I thought of this again after I had returned home to Brooklyn in early September. One big task ahead for the CIPS Board is planning our upcoming conference, our first since 2019, after which we canceled due to the pandemic. We have decided to address clinical issues related to climate change. The capacity of these birds to remain awake with half their brain while the other half sleeps came to mind again when I recently learned about the work of Iain McGilchrist, a psychiatrist and neuroscientist in the UK who made a film, The Divided Brain, based on his book, The Master and the Emissary. McGilchrist believes that one half of our brain—the left hemisphere—has become dominant, especially in Western, first world cultures. This half of the brain is very proficient at creating technologies, procedures and systems but unable to understand the implications of these on people and the world around them. While his theory might be criticized for oversimplifying the way actual human brains work, it did offer a compelling explanation for the unbridled development that began with the industrial revolution and shows no signs of slowing despite the havoc it is causing to our climate. Perhaps part of who we are, the part that is more attuned to nature and the environment, has fallen asleep, become dissociated? This idea seemed particularly salient after this summer, when we saw so many catastrophic climate change events, and yet, as many commented, still so little is being done to mitigate the underlying causes. Certainly, as clinicians, we know the ego may be split so that one part takes reality into account while the other disavows it. How the mind works, how much reality can be taken in are important questions we will be thinking about as we plan our upcoming conference.

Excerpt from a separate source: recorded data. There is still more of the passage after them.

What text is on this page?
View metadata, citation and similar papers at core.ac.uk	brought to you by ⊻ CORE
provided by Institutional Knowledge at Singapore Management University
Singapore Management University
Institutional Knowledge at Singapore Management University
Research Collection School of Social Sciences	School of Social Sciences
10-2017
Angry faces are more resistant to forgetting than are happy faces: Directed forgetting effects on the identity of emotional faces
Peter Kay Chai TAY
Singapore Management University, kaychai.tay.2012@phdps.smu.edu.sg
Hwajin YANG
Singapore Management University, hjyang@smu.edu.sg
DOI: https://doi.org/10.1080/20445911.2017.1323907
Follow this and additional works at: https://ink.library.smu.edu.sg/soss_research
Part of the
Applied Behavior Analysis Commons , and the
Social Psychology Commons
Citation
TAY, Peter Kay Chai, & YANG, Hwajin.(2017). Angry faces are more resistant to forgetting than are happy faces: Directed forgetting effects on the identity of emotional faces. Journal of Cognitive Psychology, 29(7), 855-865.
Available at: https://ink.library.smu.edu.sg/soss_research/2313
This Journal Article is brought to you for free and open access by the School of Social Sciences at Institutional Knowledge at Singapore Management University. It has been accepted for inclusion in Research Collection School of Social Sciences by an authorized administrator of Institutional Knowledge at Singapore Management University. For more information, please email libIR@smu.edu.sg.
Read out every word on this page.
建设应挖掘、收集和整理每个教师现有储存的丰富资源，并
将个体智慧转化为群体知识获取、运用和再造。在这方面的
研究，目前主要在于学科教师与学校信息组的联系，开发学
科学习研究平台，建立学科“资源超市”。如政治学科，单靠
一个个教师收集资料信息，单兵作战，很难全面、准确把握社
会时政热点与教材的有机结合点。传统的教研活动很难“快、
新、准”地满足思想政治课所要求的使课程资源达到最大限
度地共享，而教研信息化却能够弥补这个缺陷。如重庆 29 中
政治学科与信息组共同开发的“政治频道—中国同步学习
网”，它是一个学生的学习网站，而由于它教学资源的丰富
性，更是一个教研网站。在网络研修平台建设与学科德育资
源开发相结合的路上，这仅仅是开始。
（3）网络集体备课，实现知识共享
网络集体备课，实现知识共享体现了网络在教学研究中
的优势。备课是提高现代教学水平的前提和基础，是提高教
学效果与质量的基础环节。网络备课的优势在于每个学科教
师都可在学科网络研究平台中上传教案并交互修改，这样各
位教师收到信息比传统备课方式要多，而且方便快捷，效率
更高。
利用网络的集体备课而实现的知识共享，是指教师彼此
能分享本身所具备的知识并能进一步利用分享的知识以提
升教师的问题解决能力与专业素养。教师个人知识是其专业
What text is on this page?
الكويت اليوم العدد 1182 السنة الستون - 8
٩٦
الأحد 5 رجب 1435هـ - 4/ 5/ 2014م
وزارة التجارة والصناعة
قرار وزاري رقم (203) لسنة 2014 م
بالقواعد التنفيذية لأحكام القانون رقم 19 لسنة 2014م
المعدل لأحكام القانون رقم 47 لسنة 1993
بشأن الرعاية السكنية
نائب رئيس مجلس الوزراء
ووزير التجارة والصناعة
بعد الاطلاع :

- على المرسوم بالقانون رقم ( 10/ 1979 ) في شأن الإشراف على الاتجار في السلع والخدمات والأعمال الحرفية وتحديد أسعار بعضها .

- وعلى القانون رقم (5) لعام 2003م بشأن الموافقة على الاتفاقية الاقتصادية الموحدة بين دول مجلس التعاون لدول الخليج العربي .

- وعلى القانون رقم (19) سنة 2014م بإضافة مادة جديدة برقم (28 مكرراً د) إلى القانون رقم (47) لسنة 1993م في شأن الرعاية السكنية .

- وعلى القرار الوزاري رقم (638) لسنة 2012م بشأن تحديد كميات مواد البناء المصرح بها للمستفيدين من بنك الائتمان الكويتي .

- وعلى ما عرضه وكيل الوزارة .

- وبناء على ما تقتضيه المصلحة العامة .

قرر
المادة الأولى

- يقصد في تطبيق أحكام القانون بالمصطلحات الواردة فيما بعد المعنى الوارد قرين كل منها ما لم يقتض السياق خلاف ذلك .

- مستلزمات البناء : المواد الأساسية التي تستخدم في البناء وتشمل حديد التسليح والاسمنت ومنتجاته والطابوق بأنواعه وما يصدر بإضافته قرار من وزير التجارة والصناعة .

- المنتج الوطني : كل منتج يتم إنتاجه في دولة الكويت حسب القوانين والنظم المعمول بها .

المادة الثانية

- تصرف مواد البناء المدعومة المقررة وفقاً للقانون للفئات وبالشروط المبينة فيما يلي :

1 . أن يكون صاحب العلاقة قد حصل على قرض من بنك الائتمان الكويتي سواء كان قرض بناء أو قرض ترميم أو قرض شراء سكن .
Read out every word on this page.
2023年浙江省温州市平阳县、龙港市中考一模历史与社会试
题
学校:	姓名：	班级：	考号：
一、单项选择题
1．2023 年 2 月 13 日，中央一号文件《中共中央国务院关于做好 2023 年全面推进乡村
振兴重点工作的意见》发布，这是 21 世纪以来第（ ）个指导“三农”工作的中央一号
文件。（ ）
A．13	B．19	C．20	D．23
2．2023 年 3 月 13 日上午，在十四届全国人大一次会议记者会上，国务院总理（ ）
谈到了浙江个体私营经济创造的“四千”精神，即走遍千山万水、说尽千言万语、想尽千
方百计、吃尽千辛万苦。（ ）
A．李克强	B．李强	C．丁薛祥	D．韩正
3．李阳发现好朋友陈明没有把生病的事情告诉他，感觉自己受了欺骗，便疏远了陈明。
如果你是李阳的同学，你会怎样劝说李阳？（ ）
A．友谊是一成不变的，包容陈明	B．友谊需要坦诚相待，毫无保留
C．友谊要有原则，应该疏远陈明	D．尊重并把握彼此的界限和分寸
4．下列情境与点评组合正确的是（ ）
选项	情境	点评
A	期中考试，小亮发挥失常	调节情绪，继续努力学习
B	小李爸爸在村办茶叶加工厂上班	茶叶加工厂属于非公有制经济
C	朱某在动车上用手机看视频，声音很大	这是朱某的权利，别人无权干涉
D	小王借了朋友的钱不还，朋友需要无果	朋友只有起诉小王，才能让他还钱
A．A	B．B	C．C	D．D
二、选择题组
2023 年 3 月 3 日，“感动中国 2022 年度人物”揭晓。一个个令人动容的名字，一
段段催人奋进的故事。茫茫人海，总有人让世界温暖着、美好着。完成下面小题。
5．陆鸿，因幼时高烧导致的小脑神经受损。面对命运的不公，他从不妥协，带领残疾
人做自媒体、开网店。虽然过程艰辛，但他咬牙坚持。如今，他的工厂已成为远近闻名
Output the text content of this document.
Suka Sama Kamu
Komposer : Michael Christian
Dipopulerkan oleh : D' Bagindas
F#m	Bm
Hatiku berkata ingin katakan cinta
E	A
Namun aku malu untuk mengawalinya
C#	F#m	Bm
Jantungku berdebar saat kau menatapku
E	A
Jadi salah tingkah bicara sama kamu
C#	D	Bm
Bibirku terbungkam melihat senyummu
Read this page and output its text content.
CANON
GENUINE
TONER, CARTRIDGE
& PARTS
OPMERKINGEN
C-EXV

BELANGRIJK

In the meantime, summer has passed. The fall is progressing. I hope you will take advantage of the upcoming video seminars CIPS will be offering. Judy Eekhoff will teach “Fusion and Confusion When Working with Traumatized Patients” in early December. Jennifer Kunst will lead a seminar series, “Ethics in Clinical Practice: Broadening and Deepening our Understanding of the Psychoanalytic Frame,” early in the new year. Also upcoming, among others, are seminars led by Shelley Nathans, on couples therapy, and another with Peter Goldberg, the title to be announced soon.

As the days continue to get shorter, the nights, longer, I am looking forward to settling in for a bit with this just released issue of NewsBriefs and hope you enjoy it as well.